It is always important to know when somethings has reached its end. Closing circles, shutting doors, finishing chapters, it doesn’t matter what we call it. What matters is to leave in the past those moments in life that are over. Paulo Coelho
Two days ago, I finally turned the last page of a painful chapter in my life. It lasted longer than it should have, but it was extremely difficult to end as there were still many things left unsolved and many things left untold. I wanted a proper ending with a sense of closure but it was not to be. As it happened, he was actually the one who stopped the story as he knew that I had reached the end of my tether. So he chose the pre-emptive strike to finish it himself so he could gain a form of control.

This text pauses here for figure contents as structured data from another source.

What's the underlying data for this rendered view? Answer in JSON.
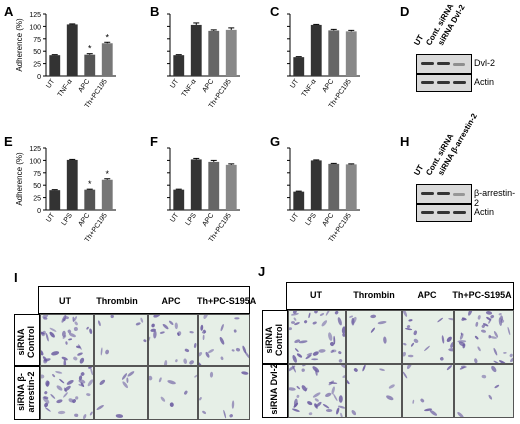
{
  "figure": {
    "panel_letters": [
      "A",
      "B",
      "C",
      "D",
      "E",
      "F",
      "G",
      "H",
      "I",
      "J"
    ],
    "ylabel": "Adherence (%)",
    "yticks": [
      "0",
      "25",
      "50",
      "75",
      "100",
      "125"
    ]
  },
  "chart_data": [
    {
      "panel": "A",
      "type": "bar",
      "categories": [
        "UT",
        "TNF-α",
        "APC",
        "Th+PC195"
      ],
      "values": [
        42,
        104,
        43,
        66
      ],
      "errors": [
        1,
        1,
        2,
        2
      ],
      "significant": [
        false,
        false,
        true,
        true
      ],
      "colors": [
        "#333333",
        "#333333",
        "#555555",
        "#777777"
      ],
      "ylim": [
        0,
        125
      ],
      "ylabel": "Adherence (%)"
    },
    {
      "panel": "B",
      "type": "bar",
      "categories": [
        "UT",
        "TNF-α",
        "APC",
        "Th+PC195"
      ],
      "values": [
        42,
        103,
        91,
        93
      ],
      "errors": [
        1,
        4,
        2,
        4
      ],
      "significant": [
        false,
        false,
        false,
        false
      ],
      "colors": [
        "#333333",
        "#333333",
        "#666666",
        "#888888"
      ],
      "ylim": [
        0,
        125
      ],
      "ylabel": ""
    },
    {
      "panel": "C",
      "type": "bar",
      "categories": [
        "UT",
        "TNF-α",
        "APC",
        "Th+PC195"
      ],
      "values": [
        38,
        103,
        92,
        90
      ],
      "errors": [
        1,
        1,
        2,
        2
      ],
      "significant": [
        false,
        false,
        false,
        false
      ],
      "colors": [
        "#333333",
        "#333333",
        "#666666",
        "#888888"
      ],
      "ylim": [
        0,
        125
      ],
      "ylabel": ""
    },
    {
      "panel": "E",
      "type": "bar",
      "categories": [
        "UT",
        "LPS",
        "APC",
        "Th+PC195"
      ],
      "values": [
        40,
        101,
        41,
        61
      ],
      "errors": [
        1,
        1,
        1,
        2
      ],
      "significant": [
        false,
        false,
        true,
        true
      ],
      "colors": [
        "#333333",
        "#333333",
        "#555555",
        "#777777"
      ],
      "ylim": [
        0,
        125
      ],
      "ylabel": "Adherence (%)"
    },
    {
      "panel": "F",
      "type": "bar",
      "categories": [
        "UT",
        "LPS",
        "APC",
        "Th+PC195"
      ],
      "values": [
        41,
        102,
        97,
        91
      ],
      "errors": [
        1,
        2,
        3,
        2
      ],
      "significant": [
        false,
        false,
        false,
        false
      ],
      "colors": [
        "#333333",
        "#333333",
        "#666666",
        "#888888"
      ],
      "ylim": [
        0,
        125
      ],
      "ylabel": ""
    },
    {
      "panel": "G",
      "type": "bar",
      "categories": [
        "UT",
        "LPS",
        "APC",
        "Th+PC195"
      ],
      "values": [
        37,
        100,
        93,
        92
      ],
      "errors": [
        1,
        1,
        1,
        1
      ],
      "significant": [
        false,
        false,
        false,
        false
      ],
      "colors": [
        "#333333",
        "#333333",
        "#666666",
        "#888888"
      ],
      "ylim": [
        0,
        125
      ],
      "ylabel": ""
    }
  ],
  "blots": [
    {
      "panel": "D",
      "lanes": [
        "UT",
        "Cont. siRNA",
        "siRNA Dvl-2"
      ],
      "rows": [
        "Dvl-2",
        "Actin"
      ]
    },
    {
      "panel": "H",
      "lanes": [
        "UT",
        "Cont. siRNA",
        "siRNA β-arrestin-2"
      ],
      "rows": [
        "β-arrestin-2",
        "Actin"
      ]
    }
  ],
  "micrographs": [
    {
      "panel": "I",
      "columns": [
        "UT",
        "Thrombin",
        "APC",
        "Th+PC-S195A"
      ],
      "rows": [
        "siRNA Control",
        "siRNA β-arrestin-2"
      ]
    },
    {
      "panel": "J",
      "columns": [
        "UT",
        "Thrombin",
        "APC",
        "Th+PC-S195A"
      ],
      "rows": [
        "siRNA Control",
        "siRNA Dvl-2"
      ]
    }
  ],
  "colors": {
    "bar_dark": "#333333",
    "bar_mid": "#666666",
    "bar_light": "#888888",
    "micro_bg": "#e6efe7",
    "stain": "#6a5aa0"
  },
  "significance_marker": "*"
}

I have no regrets. I did what I thought made sense at the time. It started like a fairy-tale story with promises of a long life love and amazing adventures but ended in resentment, dystopian chaos, betrayals and agony. I believed in the reality of our relationship. Unfortunately, my reality was not his. He forged his own reality, fabricated his persona and there was no room for me in his story, only for his own needs. I thought I was the main character in his chapter but there were many more. They took precedence in the story development and I lost control of my own future. I very nearly lost my mind and my life too.
Even after I worked out that he had Narcissistic Personality Disorder, I still believed that there was a way to salvage our story and move towards a happy ending. He apologised and recognised his past mistakes. He was sorry for the pain he had caused me with his dishonesty and promised that he would be honest from now on. However, he could not empathise with my pain. It was alien to him. He had an intellectual awareness of the suffering he had caused but he was unable to relate to it on an emotional level. So, the story kept repeating itself in a typical cycle of idealisation and devaluation. Every time I thought that I had finally reached the point when I could trust him, another lie came to destroy all hope of a good ending. Therefore, short of a good ending, I decided to end the story before more harm was caused.
I read in a blog called Peaceful Dumpling that it can sometimes help to name different chapters in our lives and that by doing so we can truly and irreversibly end it. “Labelling specific times as chapters is a form of compartmentalising and it helps us visualise and store all the activities and emotions that come with the time period.” So I will entitle this particular chapter in my life “The Painful Years with B” and finish the story here. Someone else is undoubtedly going to make him a painful chapter in their life. I feel sorry for that person but there is unfortunately nothing I can do to prevent this. He cannot change. The abuse is inevitable.
I have packed my memories with him in the book of my life and I am now looking forward to a new chapter. The worst is over and the best has yet to come. I cannot change what happened and the bad choices I made but I can change the future. I deserve a better story where I am respected and loved. A story without lies, duplicity, deception and deviousness.